Comment vous différenciez-vous alors que la concurrence est de plus en plus féroce sur votre marché ?
Alors que la société démarrait de zéro, notre choix a été de nous différencier par la qualité de service et les outils que nous mettons à disposition de nos partenaires. Dès lors, nous avons lancé Irbis Map, un outil full digital permettant à nos distributeurs d’accéder à des reportings uniformisés sur les produits structurés qu’ils ont conseillés à leurs clients, quelle que soit l’origine du produit. Irbis Map, conçu totalement en interne et utilisé par plus de cinq cents cabinets de gestion de patrimoine, offre une fonctionnalité d’agrégation des produits, ainsi qu’une solution de Pricing, que les CGP utilisent principalement pour dégrossir le travail. Lorsqu’ils ont besoin de conseils ou d’informations pour aller au bout du processus, ils nous contactent directement. En effet, si les outils sont nécessaires, ils ne remplacent pas la relation commerciale que nous entretenons avec eux. C’est là qu’entre en jeu notre qualité d’accompagnement avec, à la fois une équipe dédiée aux opérations (informations produits, référencement, etc.) et une équipe commerciale étoffée de six personnes. Nous sommes présents sur l’ensemble des cycles de vie d’un produit, de sa conception à sa commercialisation et son référencement, jusqu’au suivi de sa valeur liquidative en cours de vie.
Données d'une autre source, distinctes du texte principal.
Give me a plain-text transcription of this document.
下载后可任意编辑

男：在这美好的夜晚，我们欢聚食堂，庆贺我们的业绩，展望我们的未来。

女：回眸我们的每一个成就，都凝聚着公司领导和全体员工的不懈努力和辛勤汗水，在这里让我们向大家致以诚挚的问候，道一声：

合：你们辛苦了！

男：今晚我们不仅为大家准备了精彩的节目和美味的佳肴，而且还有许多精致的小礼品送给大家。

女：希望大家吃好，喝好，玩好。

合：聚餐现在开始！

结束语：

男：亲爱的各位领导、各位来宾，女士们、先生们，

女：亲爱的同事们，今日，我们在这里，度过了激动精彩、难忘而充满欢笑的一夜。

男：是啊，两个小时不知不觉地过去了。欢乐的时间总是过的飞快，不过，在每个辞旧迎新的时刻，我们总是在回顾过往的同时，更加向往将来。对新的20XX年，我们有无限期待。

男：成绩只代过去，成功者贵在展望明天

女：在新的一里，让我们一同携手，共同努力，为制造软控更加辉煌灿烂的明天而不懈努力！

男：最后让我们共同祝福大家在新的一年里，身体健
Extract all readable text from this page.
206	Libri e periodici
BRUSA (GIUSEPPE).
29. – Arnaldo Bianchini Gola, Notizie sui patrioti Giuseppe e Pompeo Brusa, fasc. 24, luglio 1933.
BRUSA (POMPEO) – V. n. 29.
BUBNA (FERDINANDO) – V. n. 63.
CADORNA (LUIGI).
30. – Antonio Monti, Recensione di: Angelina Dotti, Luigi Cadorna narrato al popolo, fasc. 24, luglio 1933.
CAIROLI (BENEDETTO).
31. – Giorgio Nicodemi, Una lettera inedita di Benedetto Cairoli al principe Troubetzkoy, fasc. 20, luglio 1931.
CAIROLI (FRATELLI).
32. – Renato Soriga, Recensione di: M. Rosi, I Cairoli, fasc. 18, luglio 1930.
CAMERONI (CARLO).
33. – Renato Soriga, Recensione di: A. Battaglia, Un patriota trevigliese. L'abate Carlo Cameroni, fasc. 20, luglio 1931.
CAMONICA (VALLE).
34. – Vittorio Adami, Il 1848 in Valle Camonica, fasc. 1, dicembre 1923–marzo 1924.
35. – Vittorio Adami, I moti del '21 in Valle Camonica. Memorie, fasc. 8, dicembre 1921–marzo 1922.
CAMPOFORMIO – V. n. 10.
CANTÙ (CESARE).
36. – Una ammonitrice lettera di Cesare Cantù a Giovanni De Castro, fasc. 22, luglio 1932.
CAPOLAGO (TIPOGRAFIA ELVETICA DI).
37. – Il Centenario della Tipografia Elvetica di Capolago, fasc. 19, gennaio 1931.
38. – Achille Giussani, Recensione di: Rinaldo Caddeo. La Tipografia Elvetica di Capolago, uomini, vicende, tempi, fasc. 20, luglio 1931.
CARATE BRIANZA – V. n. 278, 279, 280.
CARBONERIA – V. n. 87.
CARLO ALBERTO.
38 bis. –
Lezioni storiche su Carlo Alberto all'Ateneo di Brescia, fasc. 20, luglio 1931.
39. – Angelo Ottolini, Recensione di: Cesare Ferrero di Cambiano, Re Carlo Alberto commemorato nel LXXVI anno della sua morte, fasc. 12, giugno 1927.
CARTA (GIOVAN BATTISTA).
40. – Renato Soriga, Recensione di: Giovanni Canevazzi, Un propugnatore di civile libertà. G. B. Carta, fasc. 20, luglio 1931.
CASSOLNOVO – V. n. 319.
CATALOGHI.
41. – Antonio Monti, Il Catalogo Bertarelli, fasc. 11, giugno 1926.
Par ailleurs, notre engagement envers un accompagnement complet est renforcé par la recherche d’Otea Capital qui a récemment rejoint le groupe. Nous prévoyons également de renforcer notre expertise financière en recrutant un ingénieur financier dans les prochaines semaines.
Quelle est votre philosophie d’investissement ?
Nous tâchons de concevoir des produits qui ne soient ni trop risqués, ni trop complexes afin d’éviter à nos partenaires, et par extension à nous-mêmes, les douloureuses opérations de SAV. En effet, Yves et Antoine ont connu la période 2008 qui a révélé les failles de certains produits structurés, en particulier les plus complexes et les plus risqués. Par exemple, nous nous sommes toujours écartés des solutions sur le groupe Rallye (Casino). Les produits structurés restent ainsi une solution d’investissement complexe, attention donc à choisir le bon produit qui doit être commercialisé par le distributeur adéquat.
Chez Irbis, nous privilégions ainsi les produits sur indice car ils offrent davantage de sécurité à l’investisseur. En effet, selon notre analyse portant sur plus de six mille produits émis en France depuis 2015, seuls 3 % des produits structurés ont subi une perte en capital, et aucun produit sur indice n’a constaté à ce jour de perte depuis plus de huit ans.
Dans ces quelques cas négatifs, il s’agissait de formules sur des horizons d’investissement courts, peu protégées et émises sur des indices sectoriels ou au plus haut des marchés… En revanche, les cas de perte en capital sur sous-jacent action sont historiquement plus fréquents:pour ce type de produit, nous conseillons vivement de renforcer les niveaux de protection et les mécanismes de sécurité.
Notre rôle aujourd’hui est de démocratiser les produits structurés et de s’assurer de leur bonne utilisation.
Quel regard portez-vous actuellement sur le marché des produits structurés ?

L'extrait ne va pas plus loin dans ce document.